The provided document is a 510(k) premarket notification for a medical device: "Intraoperative, Single-Use, Sterile, Silicone Breast Sizers Motiva Implant Matrix". This type of submission aims to demonstrate that a new device is substantially equivalent to a legally marketed predicate device, rather than proving its safety and effectiveness from scratch. Therefore, the document describes performance testing to establish equivalence, not to meet independent acceptance criteria in the same way a novel device might.

Here's an analysis based on the provided text, addressing your specific questions:

1. Table of Acceptance Criteria and Reported Device Performance

The document does not explicitly present a table of "acceptance criteria" and "reported device performance" in the typical sense for a new clinical claim. Instead, it describes non-clinical testing performed to demonstrate that the new device meets established specifications necessary for consistent performance and does not raise new safety or effectiveness concerns compared to the predicate device.
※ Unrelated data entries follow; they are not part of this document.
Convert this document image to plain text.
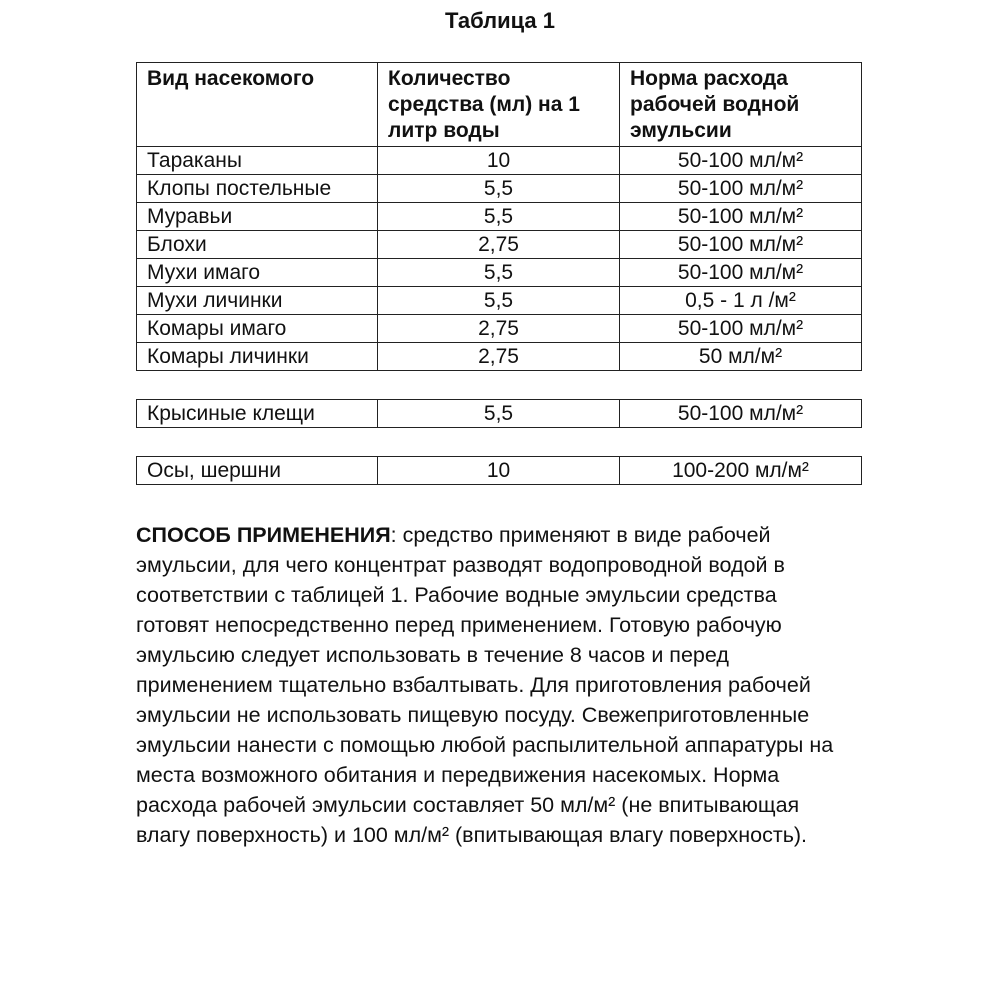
Таблица 1
Вид насекомого	Количество средства (мл) на 1 литр воды	Норма расхода рабочей водной эмульсии
Тараканы	10	50-100 мл/м²
Клопы постельные	5,5	50-100 мл/м²
Муравьи	5,5	50-100 мл/м²
Блохи	2,75	50-100 мл/м²
Мухи имаго	5,5	50-100 мл/м²
Мухи личинки	5,5	0,5 - 1 л /м²
Комары имаго	2,75	50-100 мл/м²
Комары личинки	2,75	50 мл/м²
Крысиные клещи	5,5	50-100 мл/м²
Осы, шершни	10	100-200 мл/м²
СПОСОБ ПРИМЕНЕНИЯ: средство применяют в виде рабочей
эмульсии, для чего концентрат разводят водопроводной водой в
соответствии с таблицей 1. Рабочие водные эмульсии средства
готовят непосредственно перед применением. Готовую рабочую
эмульсию следует использовать в течение 8 часов и перед
применением тщательно взбалтывать. Для приготовления рабочей
эмульсии не использовать пищевую посуду. Свежеприготовленные
эмульсии нанести с помощью любой распылительной аппаратуры на
места возможного обитания и передвижения насекомых. Норма
расхода рабочей эмульсии составляет 50 мл/м² (не впитывающая
влагу поверхность) и 100 мл/м² (впитывающая влагу поверхность).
The non-clinical tests conducted are listed as:

  • Gel Cohesion and Penetration
  • Patch to Shell Joint Testing
  • Elongation
  • Break Force
  • Tension Set
  • Tear Force

The reported device performance is summarized as: "The collective results of the non-clinical testing demonstrate that the materials chosen, the manufacturing processes, and design of the Intraoperative, Single-Use, Sterile, Silicone Breast Sizers Motiva Implant Matrix® meet the established specifications necessary for consistent performance during its intended use."

The acceptance criteria are implicitly that the device's performance in these tests is comparable to or better than the predicate device and meets established specifications for such devices, ensuring it is "as safe and as effective as the predicate device." However, specific numerical thresholds or comparative data points are not provided in this summary.
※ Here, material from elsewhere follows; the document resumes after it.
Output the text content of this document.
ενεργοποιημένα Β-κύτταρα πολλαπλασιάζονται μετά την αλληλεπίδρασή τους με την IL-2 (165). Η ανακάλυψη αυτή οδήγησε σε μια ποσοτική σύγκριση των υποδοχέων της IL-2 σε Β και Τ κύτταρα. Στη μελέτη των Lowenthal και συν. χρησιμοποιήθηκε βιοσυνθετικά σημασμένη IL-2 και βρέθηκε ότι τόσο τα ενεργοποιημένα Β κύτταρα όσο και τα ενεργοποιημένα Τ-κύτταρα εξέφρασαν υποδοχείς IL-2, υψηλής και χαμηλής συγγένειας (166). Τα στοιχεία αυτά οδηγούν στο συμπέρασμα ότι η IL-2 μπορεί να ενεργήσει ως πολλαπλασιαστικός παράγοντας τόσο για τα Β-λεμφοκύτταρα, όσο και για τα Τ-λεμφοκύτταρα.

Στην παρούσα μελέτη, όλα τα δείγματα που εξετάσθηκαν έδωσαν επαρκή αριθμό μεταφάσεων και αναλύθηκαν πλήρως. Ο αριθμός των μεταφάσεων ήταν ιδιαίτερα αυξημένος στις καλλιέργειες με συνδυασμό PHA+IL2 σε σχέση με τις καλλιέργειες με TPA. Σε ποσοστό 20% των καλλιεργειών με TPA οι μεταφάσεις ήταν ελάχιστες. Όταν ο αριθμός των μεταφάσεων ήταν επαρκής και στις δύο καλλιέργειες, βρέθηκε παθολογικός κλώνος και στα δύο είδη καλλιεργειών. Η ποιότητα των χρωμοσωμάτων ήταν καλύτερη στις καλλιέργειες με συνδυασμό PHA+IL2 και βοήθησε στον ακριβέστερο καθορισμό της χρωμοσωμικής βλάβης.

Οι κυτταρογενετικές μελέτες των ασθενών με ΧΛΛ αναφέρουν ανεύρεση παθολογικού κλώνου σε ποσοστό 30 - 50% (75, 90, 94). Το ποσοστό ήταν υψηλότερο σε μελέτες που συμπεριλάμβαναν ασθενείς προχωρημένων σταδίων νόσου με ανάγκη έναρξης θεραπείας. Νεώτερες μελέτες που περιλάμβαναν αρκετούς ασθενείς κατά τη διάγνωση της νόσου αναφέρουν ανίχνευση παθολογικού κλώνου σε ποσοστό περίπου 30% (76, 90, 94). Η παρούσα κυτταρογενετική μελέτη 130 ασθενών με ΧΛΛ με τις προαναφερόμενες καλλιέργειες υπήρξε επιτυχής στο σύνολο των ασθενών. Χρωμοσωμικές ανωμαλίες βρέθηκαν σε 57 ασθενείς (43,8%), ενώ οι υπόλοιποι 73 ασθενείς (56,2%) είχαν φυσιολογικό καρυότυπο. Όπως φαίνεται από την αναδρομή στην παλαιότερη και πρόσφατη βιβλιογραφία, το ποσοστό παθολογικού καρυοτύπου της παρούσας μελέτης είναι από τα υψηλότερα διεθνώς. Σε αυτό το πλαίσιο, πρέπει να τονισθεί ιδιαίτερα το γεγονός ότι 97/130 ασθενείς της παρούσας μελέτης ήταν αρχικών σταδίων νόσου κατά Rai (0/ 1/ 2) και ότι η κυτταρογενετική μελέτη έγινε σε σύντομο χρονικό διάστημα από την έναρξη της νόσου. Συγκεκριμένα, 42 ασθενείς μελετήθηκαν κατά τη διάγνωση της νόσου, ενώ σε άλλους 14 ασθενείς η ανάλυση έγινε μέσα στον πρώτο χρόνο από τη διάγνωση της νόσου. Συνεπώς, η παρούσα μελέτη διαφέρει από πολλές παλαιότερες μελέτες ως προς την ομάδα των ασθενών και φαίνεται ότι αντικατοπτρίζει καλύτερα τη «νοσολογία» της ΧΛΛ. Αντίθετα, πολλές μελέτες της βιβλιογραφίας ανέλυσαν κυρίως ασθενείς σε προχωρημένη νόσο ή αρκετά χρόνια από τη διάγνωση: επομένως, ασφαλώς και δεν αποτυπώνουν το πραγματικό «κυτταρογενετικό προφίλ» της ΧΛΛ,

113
2. Sample size used for the test set and the data provenance

The document does not specify the sample sizes for the non-clinical tests. It only states that "All necessary bench testing was conducted." Since the data is from bench testing of the device itself (materials, manufacturing, design), the "data provenance" would be the manufacturing site or testing facility. There is no mention of country of origin of data or whether it was retrospective/prospective in the context of human subjects, as no clinical testing was performed.

3. Number of experts used to establish the ground truth for the test set and the qualifications of those experts

This question is not applicable. The evaluations were non-clinical bench tests of physical and mechanical properties. There was no "ground truth" to be established by experts in the context of clinical interpretation or diagnosis.
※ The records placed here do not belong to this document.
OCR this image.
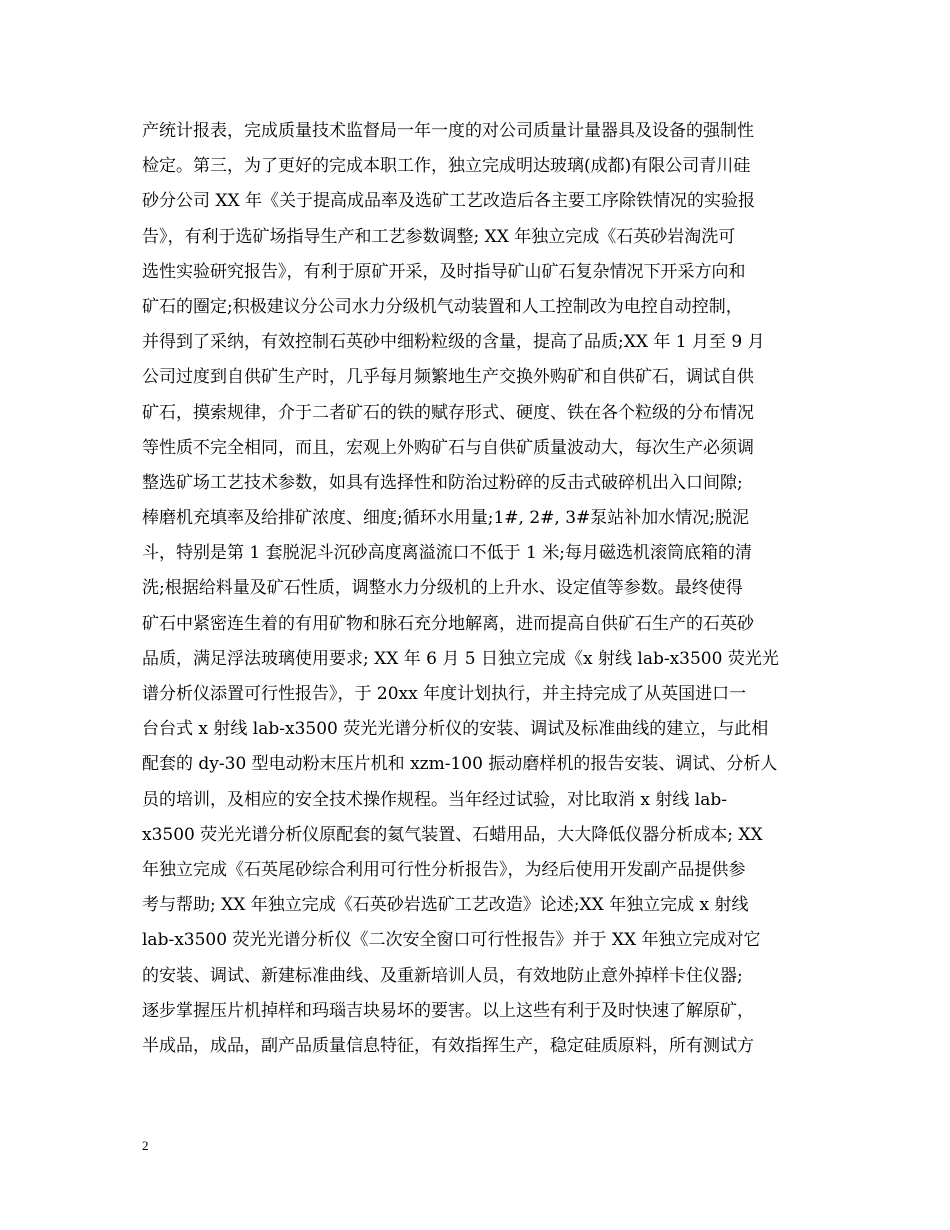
产统计报表，完成质量技术监督局一年一度的对公司质量计量器具及设备的强制性
检定。第三，为了更好的完成本职工作，独立完成明达玻璃(成都)有限公司青川硅
砂分公司 XX 年《关于提高成品率及选矿工艺改造后各主要工序除铁情况的实验报
告》，有利于选矿场指导生产和工艺参数调整; XX 年独立完成《石英砂岩淘洗可
选性实验研究报告》，有利于原矿开采，及时指导矿山矿石复杂情况下开采方向和
矿石的圈定;积极建议分公司水力分级机气动装置和人工控制改为电控自动控制，
并得到了采纳，有效控制石英砂中细粉粒级的含量，提高了品质;XX 年 1 月至 9 月
公司过度到自供矿生产时，几乎每月频繁地生产交换外购矿和自供矿石，调试自供
矿石，摸索规律，介于二者矿石的铁的赋存形式、硬度、铁在各个粒级的分布情况
等性质不完全相同，而且，宏观上外购矿石与自供矿质量波动大，每次生产必须调
整选矿场工艺技术参数，如具有选择性和防治过粉碎的反击式破碎机出入口间隙;
棒磨机充填率及给排矿浓度、细度;循环水用量;1#, 2#, 3#泵站补加水情况;脱泥
斗，特别是第 1 套脱泥斗沉砂高度离溢流口不低于 1 米;每月磁选机滚筒底箱的清
洗;根据给料量及矿石性质，调整水力分级机的上升水、设定值等参数。最终使得
矿石中紧密连生着的有用矿物和脉石充分地解离，进而提高自供矿石生产的石英砂
品质，满足浮法玻璃使用要求; XX 年 6 月 5 日独立完成《x 射线 lab-x3500 荧光光
谱分析仪添置可行性报告》，于 20xx 年度计划执行，并主持完成了从英国进口一
台台式 x 射线 lab-x3500 荧光光谱分析仪的安装、调试及标准曲线的建立，与此相
配套的 dy-30 型电动粉末压片机和 xzm-100 振动磨样机的报告安装、调试、分析人
员的培训，及相应的安全技术操作规程。当年经过试验，对比取消 x 射线 lab-
x3500 荧光光谱分析仪原配套的氦气装置、石蜡用品，大大降低仪器分析成本; XX
年独立完成《石英尾砂综合利用可行性分析报告》，为经后使用开发副产品提供参
考与帮助; XX 年独立完成《石英砂岩选矿工艺改造》论述;XX 年独立完成 x 射线
lab-x3500 荧光光谱分析仪《二次安全窗口可行性报告》并于 XX 年独立完成对它
的安装、调试、新建标准曲线、及重新培训人员，有效地防止意外掉样卡住仪器;
逐步掌握压片机掉样和玛瑙吉块易坏的要害。以上这些有利于及时快速了解原矿，
半成品，成品，副产品质量信息特征，有效指挥生产，稳定硅质原料，所有测试方
2
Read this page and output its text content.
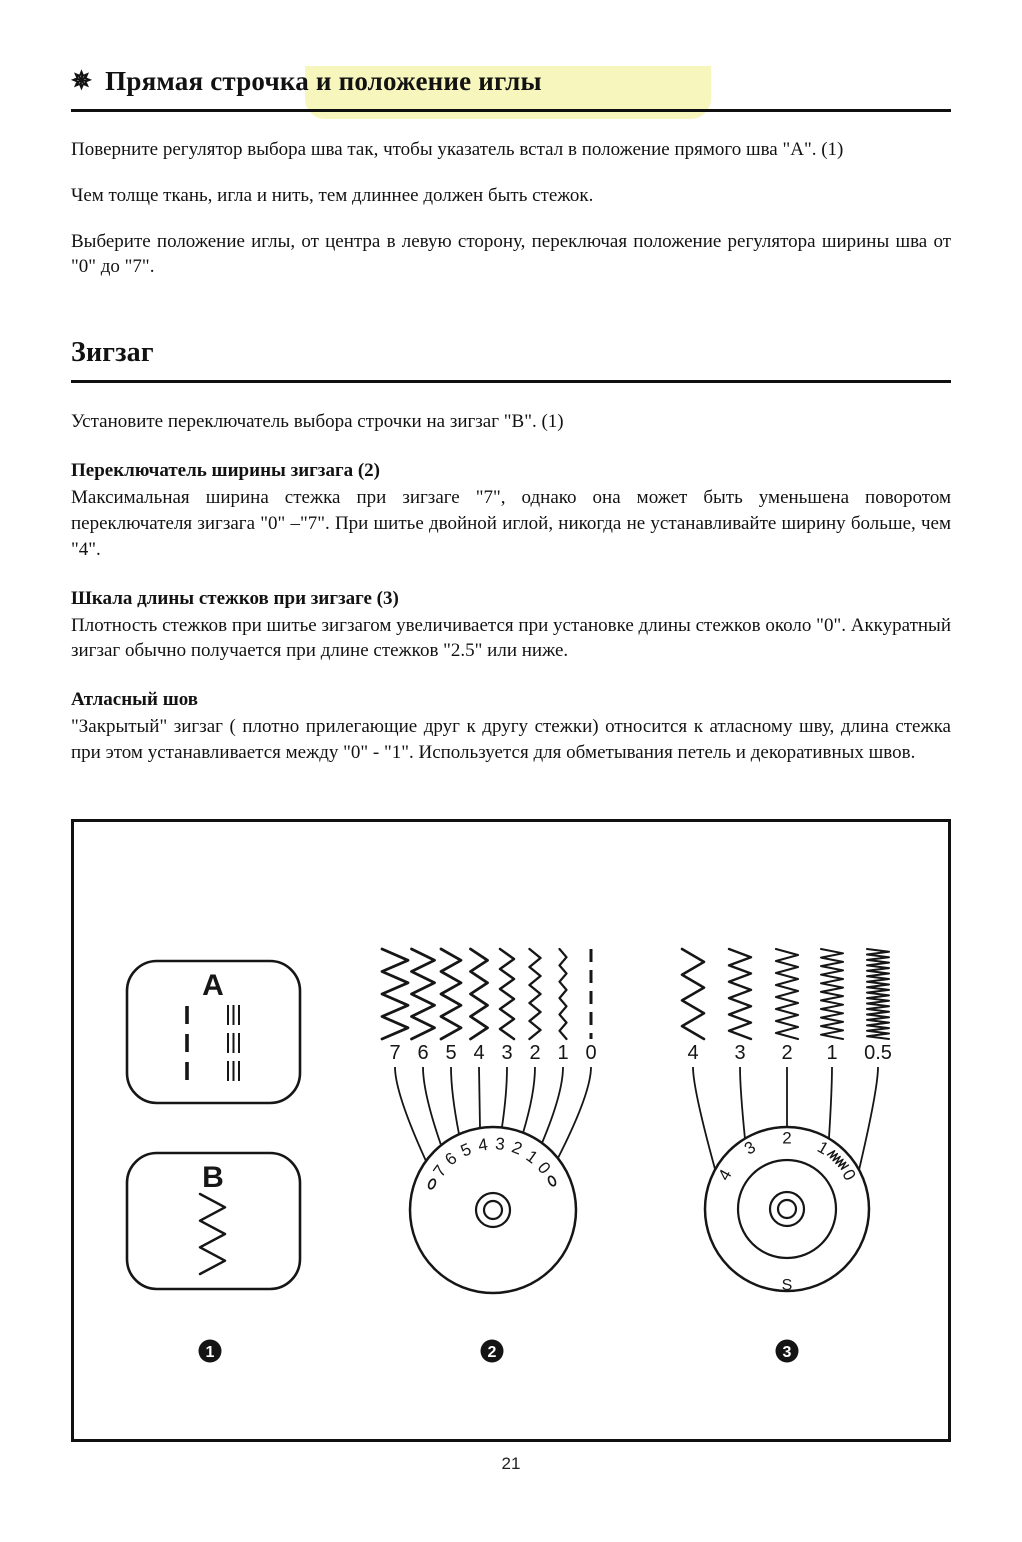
✵ Прямая строчка и положение иглы

Поверните регулятор выбора шва так, чтобы указатель встал в положение прямого шва "A". (1)

Чем толще ткань, игла и нить, тем длиннее должен быть стежок.

Выберите положение иглы, от центра в левую сторону, переключая положение регулятора ширины шва от "0" до "7".

Зигзаг

Установите переключатель выбора строчки на зигзаг "B". (1)

Переключатель ширины зигзага (2)

Максимальная ширина стежка при зигзаге "7", однако она может быть уменьшена поворотом переключателя зигзага "0" –"7". При шитье двойной иглой, никогда не устанавливайте ширину больше, чем "4".

Шкала длины стежков при зигзаге (3)

Плотность стежков при шитье зигзагом увеличивается при установке длины стежков около "0". Аккуратный зигзаг обычно получается при длине стежков "2.5" или ниже.

Атласный шов

"Закрытый" зигзаг ( плотно прилегающие друг к другу стежки) относится к атласному шву, длина стежка при этом устанавливается между "0" - "1". Используется для обметывания петель и декоративных швов.

A
B
7 6 5 4 3 2 1 0
7
6
5 4 3 2
1
0
4 3 2 1 0.5
4
3 2 1
0
S
1	2	3
21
4. Adjudication method for the test set

This question is not applicable. There was no clinical ground truth or human interpretation requiring adjudication.

5. If a multi reader multi case (MRMC) comparative effectiveness study was done, If so, what was the effect size of how much human readers improve with AI vs without AI assistance

This question is not applicable. The device is a physical intraoperative sizer, not an AI or imaging diagnostic tool. No MRMC study was performed.

6. If a standalone (i.e. algorithm only without human-in-the-loop performance) was done

This question is not applicable. The device is a physical intraoperative sizer, not an algorithm.

7. The type of ground truth used (expert consensus, pathology, outcomes data, etc.)

This question is not applicable in the clinical sense. The "ground truth" for the non-clinical tests would have been industry standards, internal specifications, and performance characteristics of legally marketed predicate devices, against which the new device's material and design properties were compared.

8. The sample size for the training set

This question is not applicable, as no machine learning or AI component is involved, and no clinical training set was used.

9. How the ground truth for the training set was established

This question is not applicable, as no machine learning or AI component is involved, and no clinical training set was used.